Trade unions and management organizations periodically negotiate collective bargaining agreements that set specific terms for workers' pay, hours, and other conditions. With limited exceptions, collective bargaining is done on an industry- or sector-wide basis. These agreements, not the law, set the minimum labor standards for most workers. The Government played a minor role in the bargaining process, providing mediation assistance in a few cases through the State Mediator's Office.

At its annual June labor conference, the International Labor Organization (ILO) upheld a 2003 ILO Freedom of Association Committee finding that the Government had, in the course of a 2001 fishing industry strike, infringed on the principle of free and voluntary collective bargaining and recommended that the country review its practices concerning labor disputes.

With the exception of limited categories of workers in the public sector whose services are essential to public health or safety, unions have the right to strike.

There are no export processing zones.

c. Prohibition of Forced or Compulsory Labor

The law prohibits forced or compulsory labor, including by children, and there were no reports that such practices occurred.

d. Prohibition of Child Labor and Minimum Age for Employment

The law prohibits the employment of children younger than age 16 in factories, on ships, or in other places that are hazardous or require hard labor; this prohibition was observed in practice. Children 14- or 15-years old may be employed part-time or during school vacations in light, nonhazardous occupations. Their work hours must not exceed the ordinary work hours of adults in the same occupation. The Administration of Occupational Safety and Health enforced child labor regulations effectively.

e. Acceptable Conditions of Work

The law does not establish a minimum wage, but the minimum wages negotiated in various collectively bargained agreements applied automatically to all employees in those occupations, whether they were union members or not. While the agreements can be either industry- or sector-wide, and in some cases firm-specific, the minimum wage levels are occupation-specific. Labor contracts provided a decent standard of living for a worker and family.

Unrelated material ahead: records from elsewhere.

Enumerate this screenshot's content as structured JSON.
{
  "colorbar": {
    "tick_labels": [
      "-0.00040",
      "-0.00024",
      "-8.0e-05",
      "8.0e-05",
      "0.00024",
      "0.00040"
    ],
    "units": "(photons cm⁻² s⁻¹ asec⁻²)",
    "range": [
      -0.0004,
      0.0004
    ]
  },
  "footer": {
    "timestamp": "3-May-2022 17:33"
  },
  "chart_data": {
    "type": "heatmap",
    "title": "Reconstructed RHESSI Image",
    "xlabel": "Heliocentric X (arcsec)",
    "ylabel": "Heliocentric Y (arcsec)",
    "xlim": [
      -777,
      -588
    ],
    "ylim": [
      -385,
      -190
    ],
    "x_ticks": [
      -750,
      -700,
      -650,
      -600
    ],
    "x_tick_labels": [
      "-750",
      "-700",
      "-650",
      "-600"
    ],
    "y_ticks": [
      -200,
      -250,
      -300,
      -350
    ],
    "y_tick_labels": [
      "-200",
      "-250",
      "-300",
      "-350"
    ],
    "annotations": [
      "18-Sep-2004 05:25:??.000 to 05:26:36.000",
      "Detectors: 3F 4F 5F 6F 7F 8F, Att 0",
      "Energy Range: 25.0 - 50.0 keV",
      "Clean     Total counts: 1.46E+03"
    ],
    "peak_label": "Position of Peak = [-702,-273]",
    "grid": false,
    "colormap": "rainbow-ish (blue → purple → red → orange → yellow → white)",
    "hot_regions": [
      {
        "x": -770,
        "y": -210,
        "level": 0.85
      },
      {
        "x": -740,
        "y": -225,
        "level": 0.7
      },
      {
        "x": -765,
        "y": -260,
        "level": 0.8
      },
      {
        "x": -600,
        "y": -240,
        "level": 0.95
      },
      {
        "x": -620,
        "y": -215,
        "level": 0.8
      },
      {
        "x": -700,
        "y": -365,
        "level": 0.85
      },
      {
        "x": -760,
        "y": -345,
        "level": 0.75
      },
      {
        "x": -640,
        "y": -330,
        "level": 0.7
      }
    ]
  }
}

The standard legal workweek was 40 hours, which included nearly 3 hours of paid breaks a week. Work exceeding 8 hours in a workday must be compensated as overtime. Workers were entitled to 11 hours of rest within each 24-hour period and to a day off every week. Under defined special circumstances, employers may reduce the 11-hour rest period to no less than 8 hours, but they then must compensate workers with 1.5 hours of rest for every hour of reduction. They may also postpone a worker's day off by 1 week.

The legislature set health and safety standards, and the Ministry of Social Affairs administered and enforced them through its Administration of Occupational Safety and Health, which could close workplaces until they met safety and health standards. Workers had a collective, but not individual, right to refuse to work in a place that did not meet occupational safety and health criteria. It is illegal to fire workers who report unsafe or unhealthy conditions.

In 2003, union representatives and media reported that Italian contractor Impregilo failed to pay adequate wages or provide proper accommodation and facilities to several hundred foreign workers on a major government-financed hydroelectric dam construction project. The company hired workers through Portuguese employment agencies that created multiple versions of contracts to mislead both employees and regulators. The unions ultimately concluded an agreement with Impregilo guaranteeing them access to wage information. A number of cases of alleged violations of workers' rights remained under union review, but no legal action has been taken.